I wasn’t wrong either. Knowing what that feeling meant, acknowledging it and harnessing every ounce of strength I had left, saw me push all 8lb 12 oz you out in one swift push.
Your father caught you at 9:02pm in his strong loving arms. He bought you through the water and onto my warm skin. Time stood still and my trembling arms held you for the very first time. And just like that
the fear, the anxiety of giving birth all melted away. I did it. And you knew all along that I could. I listened to my body and my baby and it was the best thing I ever could have done.
Weak and overwhelmed, my lover climbed into the bath to hold our son as I delivered the placenta. As the bathwater changed from clear to red, the colour from his face drained away. But he sat stoic in the bathwater supporting me, until I had recovered from the afterpains and felt ready to take my baby boy again. Never have I felt more love and adoration for my husband than I did in that moment.
We crept into our magical birthing pit after birthing the whenua and just like that our family had grown to 7. You slotted straight into our world of chaos and brought a whole new thread to our family, binding us all together as one. You. You were exactly what we didn’t know we needed.
Thank you Leith, for choosing me to be your mumma. And thank you, for listening to my body as well as your own, and allowing me to have this experience.
As women we often live in fear of the actual act of birth.
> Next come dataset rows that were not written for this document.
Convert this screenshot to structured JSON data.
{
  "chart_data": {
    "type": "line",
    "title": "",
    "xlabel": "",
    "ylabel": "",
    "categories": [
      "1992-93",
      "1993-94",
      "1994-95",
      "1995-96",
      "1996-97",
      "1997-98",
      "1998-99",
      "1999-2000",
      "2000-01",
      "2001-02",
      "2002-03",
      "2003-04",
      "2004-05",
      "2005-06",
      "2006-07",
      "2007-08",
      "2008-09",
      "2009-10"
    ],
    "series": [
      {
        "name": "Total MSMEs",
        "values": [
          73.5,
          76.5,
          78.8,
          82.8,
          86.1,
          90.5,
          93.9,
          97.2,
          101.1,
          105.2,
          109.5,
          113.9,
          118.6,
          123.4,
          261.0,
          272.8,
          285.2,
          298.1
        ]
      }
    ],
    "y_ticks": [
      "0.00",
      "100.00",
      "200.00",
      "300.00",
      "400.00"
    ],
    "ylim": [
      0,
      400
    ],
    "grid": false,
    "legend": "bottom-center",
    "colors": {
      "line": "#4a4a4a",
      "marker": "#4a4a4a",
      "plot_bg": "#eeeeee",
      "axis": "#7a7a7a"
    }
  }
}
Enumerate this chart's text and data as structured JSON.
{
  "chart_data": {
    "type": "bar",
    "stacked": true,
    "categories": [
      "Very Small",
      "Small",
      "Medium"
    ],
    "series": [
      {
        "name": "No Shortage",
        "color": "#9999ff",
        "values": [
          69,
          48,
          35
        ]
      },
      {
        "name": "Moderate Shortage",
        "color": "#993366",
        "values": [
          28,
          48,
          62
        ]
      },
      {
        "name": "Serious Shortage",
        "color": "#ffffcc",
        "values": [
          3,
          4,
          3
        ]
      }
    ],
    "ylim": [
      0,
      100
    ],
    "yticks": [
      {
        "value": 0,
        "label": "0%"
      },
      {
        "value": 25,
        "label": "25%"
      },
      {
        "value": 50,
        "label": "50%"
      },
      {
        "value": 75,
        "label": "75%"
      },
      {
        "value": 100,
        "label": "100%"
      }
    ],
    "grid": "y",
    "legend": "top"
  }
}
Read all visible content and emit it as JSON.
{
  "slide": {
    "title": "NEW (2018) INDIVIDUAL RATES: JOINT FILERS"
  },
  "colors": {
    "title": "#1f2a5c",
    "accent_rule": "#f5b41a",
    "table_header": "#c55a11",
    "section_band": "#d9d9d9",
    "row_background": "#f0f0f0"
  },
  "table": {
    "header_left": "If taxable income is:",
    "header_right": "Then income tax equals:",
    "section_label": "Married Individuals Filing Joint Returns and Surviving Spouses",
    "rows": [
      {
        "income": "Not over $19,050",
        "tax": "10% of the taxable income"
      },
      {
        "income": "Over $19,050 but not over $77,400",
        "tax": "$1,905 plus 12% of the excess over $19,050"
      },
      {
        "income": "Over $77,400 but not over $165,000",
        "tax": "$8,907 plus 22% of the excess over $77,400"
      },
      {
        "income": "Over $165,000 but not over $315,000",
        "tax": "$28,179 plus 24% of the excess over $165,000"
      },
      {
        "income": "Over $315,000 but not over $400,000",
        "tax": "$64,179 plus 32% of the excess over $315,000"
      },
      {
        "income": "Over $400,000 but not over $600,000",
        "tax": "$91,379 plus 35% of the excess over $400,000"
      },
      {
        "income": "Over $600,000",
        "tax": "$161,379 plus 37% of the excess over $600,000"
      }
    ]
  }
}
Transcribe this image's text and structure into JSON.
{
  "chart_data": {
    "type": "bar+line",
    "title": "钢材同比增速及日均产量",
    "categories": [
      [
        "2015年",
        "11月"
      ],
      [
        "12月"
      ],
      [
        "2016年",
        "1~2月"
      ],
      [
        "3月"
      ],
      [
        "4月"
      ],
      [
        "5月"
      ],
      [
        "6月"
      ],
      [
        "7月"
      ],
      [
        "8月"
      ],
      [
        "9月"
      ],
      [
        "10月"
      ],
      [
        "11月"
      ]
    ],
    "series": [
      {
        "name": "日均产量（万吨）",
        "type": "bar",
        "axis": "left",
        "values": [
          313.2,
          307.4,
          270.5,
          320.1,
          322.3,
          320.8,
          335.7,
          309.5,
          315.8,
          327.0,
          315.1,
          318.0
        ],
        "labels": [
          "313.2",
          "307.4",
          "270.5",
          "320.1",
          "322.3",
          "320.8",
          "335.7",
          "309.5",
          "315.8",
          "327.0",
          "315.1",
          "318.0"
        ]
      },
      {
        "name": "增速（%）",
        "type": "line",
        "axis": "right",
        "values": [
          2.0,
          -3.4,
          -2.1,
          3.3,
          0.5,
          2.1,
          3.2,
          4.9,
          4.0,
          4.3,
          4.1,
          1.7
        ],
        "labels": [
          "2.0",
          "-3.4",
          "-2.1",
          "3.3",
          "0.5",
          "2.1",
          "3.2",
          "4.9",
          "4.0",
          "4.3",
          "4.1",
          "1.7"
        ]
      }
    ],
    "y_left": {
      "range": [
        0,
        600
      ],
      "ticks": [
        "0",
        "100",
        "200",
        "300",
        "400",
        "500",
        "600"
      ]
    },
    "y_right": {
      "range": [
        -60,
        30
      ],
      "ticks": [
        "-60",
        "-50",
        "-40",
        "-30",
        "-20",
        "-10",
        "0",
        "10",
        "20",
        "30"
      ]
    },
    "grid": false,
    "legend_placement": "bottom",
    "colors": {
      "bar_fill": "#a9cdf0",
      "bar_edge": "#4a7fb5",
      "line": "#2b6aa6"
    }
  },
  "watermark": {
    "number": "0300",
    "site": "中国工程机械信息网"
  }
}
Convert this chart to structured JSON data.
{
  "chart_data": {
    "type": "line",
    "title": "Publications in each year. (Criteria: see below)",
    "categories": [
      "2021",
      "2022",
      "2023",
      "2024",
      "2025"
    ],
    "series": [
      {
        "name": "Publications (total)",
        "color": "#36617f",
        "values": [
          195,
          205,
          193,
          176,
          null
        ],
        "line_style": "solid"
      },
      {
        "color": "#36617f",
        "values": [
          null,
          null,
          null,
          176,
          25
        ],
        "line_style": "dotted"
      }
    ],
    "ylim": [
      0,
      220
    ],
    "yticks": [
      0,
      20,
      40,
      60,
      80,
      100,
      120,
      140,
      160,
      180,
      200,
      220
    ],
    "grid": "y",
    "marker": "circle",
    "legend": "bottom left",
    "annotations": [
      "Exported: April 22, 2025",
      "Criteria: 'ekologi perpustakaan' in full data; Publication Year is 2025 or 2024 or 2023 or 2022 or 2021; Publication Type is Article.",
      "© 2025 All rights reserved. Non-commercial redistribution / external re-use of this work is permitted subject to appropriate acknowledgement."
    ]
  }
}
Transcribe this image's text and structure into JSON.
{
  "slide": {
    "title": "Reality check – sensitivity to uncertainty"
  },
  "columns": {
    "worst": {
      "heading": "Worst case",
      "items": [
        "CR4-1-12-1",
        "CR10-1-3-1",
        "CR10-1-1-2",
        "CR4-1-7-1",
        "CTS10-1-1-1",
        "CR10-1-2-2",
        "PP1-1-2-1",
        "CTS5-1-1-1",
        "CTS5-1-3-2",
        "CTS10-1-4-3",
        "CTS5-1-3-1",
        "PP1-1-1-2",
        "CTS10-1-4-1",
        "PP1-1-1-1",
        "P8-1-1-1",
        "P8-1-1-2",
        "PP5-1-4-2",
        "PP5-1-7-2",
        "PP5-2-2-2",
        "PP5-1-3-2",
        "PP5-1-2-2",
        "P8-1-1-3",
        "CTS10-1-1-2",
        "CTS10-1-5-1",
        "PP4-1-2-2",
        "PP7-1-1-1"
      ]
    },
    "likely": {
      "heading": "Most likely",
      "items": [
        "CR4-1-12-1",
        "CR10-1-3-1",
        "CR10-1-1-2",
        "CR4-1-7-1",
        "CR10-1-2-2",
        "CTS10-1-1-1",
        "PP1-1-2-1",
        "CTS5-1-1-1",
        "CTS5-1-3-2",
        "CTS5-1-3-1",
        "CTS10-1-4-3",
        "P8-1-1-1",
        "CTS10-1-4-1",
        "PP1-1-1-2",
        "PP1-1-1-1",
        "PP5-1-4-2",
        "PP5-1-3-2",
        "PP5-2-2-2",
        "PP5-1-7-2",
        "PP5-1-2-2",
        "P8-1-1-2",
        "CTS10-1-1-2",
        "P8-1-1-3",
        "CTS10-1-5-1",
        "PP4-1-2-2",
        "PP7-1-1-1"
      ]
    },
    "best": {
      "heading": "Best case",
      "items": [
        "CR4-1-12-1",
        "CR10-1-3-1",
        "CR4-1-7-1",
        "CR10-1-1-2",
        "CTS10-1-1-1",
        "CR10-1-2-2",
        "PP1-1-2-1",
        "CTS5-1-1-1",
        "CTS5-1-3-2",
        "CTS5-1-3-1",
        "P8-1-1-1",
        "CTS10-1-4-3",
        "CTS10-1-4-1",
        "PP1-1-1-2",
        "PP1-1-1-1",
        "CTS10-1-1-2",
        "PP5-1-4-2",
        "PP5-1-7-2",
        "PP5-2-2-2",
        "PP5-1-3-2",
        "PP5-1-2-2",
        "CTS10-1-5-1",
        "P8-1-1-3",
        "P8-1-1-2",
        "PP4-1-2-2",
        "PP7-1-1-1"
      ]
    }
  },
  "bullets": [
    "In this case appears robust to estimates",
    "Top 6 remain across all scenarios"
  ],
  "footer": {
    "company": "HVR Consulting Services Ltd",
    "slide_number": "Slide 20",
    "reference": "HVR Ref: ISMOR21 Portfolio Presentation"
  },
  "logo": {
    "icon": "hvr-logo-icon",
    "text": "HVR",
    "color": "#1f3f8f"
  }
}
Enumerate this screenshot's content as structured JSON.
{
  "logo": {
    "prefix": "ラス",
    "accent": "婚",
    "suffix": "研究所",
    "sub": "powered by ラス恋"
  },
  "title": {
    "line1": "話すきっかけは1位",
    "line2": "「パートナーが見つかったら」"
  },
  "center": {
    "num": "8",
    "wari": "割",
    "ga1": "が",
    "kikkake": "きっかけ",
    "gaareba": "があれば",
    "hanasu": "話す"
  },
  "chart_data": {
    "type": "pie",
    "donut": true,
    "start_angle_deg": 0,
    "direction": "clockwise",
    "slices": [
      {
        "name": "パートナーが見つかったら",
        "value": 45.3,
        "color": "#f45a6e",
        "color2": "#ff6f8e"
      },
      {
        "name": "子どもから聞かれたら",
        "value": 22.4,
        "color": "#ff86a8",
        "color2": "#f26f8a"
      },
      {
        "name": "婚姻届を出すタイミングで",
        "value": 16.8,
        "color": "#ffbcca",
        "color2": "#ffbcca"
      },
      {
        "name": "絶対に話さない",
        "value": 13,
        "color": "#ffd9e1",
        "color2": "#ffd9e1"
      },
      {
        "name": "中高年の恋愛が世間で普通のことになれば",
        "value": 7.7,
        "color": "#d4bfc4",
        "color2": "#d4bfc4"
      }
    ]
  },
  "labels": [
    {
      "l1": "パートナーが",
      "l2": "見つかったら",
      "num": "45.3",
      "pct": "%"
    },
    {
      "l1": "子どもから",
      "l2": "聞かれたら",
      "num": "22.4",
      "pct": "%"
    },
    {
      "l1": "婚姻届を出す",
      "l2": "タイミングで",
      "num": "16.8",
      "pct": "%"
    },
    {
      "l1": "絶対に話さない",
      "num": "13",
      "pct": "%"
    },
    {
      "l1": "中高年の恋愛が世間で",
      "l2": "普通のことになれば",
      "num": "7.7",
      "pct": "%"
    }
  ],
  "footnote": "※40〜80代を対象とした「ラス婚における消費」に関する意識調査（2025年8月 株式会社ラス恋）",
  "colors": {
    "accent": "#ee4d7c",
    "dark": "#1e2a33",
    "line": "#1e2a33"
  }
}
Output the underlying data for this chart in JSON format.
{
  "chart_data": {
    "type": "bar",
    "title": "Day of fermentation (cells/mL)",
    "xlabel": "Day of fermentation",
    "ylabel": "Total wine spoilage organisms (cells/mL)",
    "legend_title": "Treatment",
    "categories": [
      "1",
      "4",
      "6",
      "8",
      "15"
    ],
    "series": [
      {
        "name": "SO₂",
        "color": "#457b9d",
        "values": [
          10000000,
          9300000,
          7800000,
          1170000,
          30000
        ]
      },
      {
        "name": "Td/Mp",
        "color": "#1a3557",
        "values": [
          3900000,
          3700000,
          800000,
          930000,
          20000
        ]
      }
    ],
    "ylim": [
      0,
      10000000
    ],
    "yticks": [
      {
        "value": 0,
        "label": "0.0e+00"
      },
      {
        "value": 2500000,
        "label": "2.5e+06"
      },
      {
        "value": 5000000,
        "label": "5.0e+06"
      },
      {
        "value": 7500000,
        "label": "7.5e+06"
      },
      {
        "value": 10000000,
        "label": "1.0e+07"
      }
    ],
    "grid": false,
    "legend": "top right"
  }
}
Of the pain. But there’s only one way out of pregnancy. Mother nature never doubted our ability to birth, its only us who do that.
My home birth experience has changed me. I feel empowered. I feel strong. I have faith in my body and its innate ability to get stuff done. I have a whole new appreciation for the magic of birth. But a part of me feels saddened that I wasn’t aware of this option sooner. I wasn’t educated or empowered enough to understand that we really do have options when it comes to birthing our babies- and home is so much more than just an option. It’s an entirely different experience. Hospitals have their place and we need them for emergencies. But most births are not an emergency. Birth can be scary and unpredictable, but it is always beautiful. Don’t be afraid to talk about home birth and it being a real option for women in our community. I feel so lucky to have been able to not only have this experience, but the platform to be able to share it.